Last Updated on February 14, 2022
In a departure from the political histrionics, left-wing protest, and aggressive twerking that has come to characterize U.S. competitors during the 2020 Tokyo Olympics, U.S. Olympic wrestler Tamyra Mensah-Stock went viral for her reaction to winning gold. Mensah-Stock said her performance was enabled by the “grace of God” and emphatically stated that she was proud to represent the U.S.
“Of course I surprised myself, it’s by the grace of God I’m even able to move my feet,” Mensah-Stock said during the post-match interview after winning gold. “I just leave it in his hands, and I pray that all the practice, the hell that my freakin’ coaches put me through, pays off. And every single time it does, and I get better and better, and it’s so weird that there is no cap to the limit that I can, and I’m excited to see what, what I have next!”
When asked how she felt about representing the United States in the Olympics, Mensah-Stock stated,”It feels amazing. I love representing the U.S., I freaking love living there, I love it, and I’m so happy I get to represent U-S-A! Love it!”

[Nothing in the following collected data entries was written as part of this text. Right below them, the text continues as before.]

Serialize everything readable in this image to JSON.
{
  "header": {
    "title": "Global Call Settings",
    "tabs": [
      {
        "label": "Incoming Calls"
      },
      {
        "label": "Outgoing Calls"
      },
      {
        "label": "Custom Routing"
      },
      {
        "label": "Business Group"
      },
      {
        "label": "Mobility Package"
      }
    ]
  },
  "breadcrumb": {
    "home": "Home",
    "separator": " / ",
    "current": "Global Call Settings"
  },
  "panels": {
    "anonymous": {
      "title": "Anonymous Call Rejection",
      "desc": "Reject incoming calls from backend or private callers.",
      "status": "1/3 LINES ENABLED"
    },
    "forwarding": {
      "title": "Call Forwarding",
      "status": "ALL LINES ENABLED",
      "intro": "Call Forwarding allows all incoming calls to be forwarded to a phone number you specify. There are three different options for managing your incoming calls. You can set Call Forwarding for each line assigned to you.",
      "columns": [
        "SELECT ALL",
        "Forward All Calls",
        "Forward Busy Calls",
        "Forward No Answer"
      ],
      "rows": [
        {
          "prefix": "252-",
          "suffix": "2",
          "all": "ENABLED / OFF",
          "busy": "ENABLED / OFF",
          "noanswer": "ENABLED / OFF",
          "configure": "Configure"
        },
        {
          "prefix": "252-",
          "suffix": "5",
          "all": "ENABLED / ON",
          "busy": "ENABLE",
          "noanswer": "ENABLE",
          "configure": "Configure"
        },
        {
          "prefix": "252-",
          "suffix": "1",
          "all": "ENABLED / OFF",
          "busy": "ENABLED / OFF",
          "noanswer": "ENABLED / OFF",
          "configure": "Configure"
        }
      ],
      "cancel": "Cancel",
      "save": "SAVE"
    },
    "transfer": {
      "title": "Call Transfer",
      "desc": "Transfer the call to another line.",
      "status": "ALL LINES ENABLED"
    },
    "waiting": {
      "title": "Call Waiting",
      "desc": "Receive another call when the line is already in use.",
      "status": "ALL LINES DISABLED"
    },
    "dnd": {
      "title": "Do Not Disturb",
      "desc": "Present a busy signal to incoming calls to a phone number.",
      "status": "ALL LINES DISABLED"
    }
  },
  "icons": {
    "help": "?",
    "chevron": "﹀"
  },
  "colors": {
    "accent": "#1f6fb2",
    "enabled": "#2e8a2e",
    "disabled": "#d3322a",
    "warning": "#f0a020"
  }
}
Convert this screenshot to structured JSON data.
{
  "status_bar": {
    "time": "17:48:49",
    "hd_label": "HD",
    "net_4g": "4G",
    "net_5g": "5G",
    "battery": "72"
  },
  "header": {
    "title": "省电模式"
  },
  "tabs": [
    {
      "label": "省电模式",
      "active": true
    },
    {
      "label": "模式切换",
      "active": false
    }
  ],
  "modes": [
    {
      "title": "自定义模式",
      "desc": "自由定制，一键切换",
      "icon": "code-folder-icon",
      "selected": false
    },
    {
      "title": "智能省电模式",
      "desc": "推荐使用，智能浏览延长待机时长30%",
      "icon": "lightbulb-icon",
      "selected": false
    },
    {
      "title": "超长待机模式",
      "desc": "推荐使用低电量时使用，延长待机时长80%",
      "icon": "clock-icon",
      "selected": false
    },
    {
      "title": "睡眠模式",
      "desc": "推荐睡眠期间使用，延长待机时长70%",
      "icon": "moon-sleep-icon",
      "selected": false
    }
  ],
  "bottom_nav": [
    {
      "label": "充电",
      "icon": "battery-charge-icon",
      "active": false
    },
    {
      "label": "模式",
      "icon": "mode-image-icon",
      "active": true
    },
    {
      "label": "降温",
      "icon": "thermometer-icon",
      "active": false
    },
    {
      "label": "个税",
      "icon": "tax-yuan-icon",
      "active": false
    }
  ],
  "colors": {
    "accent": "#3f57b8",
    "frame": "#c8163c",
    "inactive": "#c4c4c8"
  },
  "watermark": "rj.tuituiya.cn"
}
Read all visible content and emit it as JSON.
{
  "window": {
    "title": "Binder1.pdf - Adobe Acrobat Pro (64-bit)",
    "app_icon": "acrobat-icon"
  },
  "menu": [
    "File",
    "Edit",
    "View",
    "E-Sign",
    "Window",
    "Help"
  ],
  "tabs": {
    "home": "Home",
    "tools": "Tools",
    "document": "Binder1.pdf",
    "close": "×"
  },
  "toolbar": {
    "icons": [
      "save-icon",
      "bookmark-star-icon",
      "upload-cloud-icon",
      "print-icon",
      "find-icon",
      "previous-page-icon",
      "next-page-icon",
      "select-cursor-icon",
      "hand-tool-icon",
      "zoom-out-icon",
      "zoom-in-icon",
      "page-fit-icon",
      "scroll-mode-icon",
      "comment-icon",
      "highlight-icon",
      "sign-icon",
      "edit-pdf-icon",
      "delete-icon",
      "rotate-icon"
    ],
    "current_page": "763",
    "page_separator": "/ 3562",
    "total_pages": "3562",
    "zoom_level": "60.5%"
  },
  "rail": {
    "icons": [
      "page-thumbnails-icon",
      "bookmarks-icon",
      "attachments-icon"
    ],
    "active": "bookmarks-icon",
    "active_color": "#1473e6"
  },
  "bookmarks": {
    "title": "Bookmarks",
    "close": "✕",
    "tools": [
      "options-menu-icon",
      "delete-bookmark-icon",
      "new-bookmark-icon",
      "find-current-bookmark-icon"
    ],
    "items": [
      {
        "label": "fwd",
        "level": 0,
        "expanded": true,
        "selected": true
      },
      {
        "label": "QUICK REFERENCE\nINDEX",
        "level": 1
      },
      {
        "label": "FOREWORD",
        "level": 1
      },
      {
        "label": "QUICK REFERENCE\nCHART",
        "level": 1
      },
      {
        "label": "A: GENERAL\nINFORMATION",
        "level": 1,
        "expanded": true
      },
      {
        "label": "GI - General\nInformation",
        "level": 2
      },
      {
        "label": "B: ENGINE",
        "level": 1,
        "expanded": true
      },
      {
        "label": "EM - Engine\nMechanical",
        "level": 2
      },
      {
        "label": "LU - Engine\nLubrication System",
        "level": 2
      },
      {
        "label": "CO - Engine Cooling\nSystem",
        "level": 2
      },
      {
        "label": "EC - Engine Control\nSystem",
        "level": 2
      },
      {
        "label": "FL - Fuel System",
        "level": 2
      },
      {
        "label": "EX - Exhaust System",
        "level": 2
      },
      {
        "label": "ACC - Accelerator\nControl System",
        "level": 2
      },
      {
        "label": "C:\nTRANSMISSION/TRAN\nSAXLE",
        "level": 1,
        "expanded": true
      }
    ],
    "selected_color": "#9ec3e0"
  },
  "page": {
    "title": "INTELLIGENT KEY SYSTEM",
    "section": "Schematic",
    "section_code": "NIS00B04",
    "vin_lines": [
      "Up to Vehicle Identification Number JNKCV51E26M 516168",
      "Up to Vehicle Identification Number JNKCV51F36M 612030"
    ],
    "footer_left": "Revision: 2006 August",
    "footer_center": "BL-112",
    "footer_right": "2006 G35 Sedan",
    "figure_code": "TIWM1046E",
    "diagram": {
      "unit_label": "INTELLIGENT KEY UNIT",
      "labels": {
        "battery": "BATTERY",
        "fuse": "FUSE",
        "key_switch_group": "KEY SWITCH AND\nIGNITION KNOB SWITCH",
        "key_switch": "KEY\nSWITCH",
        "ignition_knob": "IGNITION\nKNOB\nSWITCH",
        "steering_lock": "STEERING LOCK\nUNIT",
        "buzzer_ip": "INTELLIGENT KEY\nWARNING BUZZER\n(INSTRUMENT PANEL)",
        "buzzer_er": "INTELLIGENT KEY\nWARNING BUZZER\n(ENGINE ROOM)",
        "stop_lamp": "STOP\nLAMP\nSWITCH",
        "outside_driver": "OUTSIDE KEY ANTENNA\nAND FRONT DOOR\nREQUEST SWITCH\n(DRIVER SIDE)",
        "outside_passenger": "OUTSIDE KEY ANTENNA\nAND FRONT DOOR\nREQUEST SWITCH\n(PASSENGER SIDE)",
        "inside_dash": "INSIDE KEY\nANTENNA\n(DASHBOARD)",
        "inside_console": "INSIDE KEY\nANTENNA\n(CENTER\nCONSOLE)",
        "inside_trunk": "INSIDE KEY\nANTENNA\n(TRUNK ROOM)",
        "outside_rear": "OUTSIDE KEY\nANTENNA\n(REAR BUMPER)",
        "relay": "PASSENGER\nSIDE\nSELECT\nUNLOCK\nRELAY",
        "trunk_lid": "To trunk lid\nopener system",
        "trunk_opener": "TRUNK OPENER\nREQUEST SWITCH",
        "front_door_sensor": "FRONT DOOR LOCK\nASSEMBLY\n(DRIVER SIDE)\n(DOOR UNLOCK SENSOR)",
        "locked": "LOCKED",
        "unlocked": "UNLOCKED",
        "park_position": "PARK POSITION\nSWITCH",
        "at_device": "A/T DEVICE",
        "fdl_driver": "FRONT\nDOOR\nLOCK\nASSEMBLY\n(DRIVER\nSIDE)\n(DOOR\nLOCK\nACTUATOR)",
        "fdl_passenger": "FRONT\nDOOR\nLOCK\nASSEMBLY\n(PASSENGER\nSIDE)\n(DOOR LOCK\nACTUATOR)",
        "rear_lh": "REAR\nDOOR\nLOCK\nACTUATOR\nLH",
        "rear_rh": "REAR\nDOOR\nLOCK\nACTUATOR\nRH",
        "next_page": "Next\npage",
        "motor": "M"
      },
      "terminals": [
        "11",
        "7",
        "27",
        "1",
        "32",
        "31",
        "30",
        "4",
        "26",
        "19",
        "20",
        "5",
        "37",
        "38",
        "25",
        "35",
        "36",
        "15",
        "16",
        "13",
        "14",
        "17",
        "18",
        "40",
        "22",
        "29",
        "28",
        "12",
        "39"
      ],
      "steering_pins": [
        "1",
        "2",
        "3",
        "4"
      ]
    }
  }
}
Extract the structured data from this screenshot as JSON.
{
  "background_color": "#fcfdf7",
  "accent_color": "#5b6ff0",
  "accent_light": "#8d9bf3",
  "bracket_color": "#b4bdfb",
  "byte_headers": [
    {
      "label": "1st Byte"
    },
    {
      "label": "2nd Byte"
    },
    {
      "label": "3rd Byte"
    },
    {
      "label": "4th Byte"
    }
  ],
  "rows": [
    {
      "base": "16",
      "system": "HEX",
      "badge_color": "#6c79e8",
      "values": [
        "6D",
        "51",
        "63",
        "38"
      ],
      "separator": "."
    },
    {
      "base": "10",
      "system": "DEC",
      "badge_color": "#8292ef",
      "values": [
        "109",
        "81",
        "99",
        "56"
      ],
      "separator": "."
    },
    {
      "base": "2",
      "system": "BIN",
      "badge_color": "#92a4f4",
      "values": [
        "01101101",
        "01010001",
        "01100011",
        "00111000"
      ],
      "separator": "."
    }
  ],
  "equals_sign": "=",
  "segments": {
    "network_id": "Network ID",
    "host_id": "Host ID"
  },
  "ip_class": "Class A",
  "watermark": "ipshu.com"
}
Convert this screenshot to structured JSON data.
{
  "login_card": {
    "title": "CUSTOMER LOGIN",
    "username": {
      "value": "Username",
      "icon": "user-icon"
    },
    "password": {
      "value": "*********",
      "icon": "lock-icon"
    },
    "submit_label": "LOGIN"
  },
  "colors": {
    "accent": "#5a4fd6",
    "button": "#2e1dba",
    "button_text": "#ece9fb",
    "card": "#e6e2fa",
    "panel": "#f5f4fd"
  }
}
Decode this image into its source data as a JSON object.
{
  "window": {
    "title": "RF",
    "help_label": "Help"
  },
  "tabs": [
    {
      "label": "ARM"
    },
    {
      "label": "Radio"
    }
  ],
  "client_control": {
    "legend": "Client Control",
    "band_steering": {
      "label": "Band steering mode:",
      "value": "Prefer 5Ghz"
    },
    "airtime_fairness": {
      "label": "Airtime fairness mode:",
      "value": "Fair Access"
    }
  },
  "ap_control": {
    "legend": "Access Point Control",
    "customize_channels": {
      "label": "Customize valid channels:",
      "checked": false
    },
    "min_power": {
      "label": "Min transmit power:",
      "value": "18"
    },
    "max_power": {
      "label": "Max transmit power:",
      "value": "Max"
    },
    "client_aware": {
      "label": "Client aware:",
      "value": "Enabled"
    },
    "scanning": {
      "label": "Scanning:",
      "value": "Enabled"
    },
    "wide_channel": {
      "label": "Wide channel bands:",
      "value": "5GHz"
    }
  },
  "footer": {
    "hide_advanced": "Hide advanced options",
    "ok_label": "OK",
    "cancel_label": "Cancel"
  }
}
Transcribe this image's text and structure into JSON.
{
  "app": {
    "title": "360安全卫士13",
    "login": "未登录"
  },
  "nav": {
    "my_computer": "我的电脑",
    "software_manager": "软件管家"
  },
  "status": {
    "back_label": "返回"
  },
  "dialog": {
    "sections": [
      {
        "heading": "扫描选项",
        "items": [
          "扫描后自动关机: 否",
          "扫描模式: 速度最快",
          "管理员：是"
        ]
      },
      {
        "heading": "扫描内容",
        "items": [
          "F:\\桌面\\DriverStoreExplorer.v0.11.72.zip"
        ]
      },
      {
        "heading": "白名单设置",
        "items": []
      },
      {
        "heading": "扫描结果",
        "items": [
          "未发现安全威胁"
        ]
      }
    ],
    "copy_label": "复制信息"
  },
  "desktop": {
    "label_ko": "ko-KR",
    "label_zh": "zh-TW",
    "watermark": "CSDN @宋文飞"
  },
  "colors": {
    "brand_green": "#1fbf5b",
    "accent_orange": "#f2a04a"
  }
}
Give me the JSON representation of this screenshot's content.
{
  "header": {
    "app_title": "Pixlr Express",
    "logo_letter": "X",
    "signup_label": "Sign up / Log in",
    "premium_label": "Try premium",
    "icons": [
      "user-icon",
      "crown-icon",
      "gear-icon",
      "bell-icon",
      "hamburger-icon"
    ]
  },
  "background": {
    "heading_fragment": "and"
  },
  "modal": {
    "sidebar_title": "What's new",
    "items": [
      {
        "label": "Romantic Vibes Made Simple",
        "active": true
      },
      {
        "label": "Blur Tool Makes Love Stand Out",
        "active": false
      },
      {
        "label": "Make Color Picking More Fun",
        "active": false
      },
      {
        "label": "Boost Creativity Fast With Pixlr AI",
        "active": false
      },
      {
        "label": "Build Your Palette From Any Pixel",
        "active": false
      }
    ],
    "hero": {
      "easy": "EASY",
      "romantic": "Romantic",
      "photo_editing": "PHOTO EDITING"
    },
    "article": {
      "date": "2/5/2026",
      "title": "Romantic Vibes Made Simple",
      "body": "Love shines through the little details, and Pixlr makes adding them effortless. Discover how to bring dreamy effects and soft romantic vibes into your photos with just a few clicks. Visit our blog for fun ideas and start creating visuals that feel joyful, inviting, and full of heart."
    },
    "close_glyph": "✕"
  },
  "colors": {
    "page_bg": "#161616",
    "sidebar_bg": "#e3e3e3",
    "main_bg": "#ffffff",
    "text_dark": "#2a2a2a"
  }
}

All glory to God! 👏🏻👏🏻👏🏻 pic.twitter.com/CRdqbTuXw1
— The Wrestling Room (Pat Mineo) (@MrPatMineo) August 3, 2021
Mensah-Stock’s speech received far more positive accolades from American spectators than the one given by silver medalist shot putter Raven Saunders, who shook her buttocks at the camera after failing to win gold and ranted about intersectionality:
Openly lesbian black U.S. shot putter Raven Saunders aggressively shook her buttocks at the camera in a twerk maneuver after failing to record a gold medal-winning performance at the Tokyo Olympics this weekend, and gave a lengthy speech about intersectionality, LGBT politics, and racial justice at her silver medal acceptance ceremony.
Saunders, sporting a neon green and purple buzzcut, Saunders made an X sign with her wrists at the podium for her silver medal, explaining, “It’s the intersection of where all people who are oppressed meet.”
Mensah-Stock is just the second American woman to take home gold in the Olympics.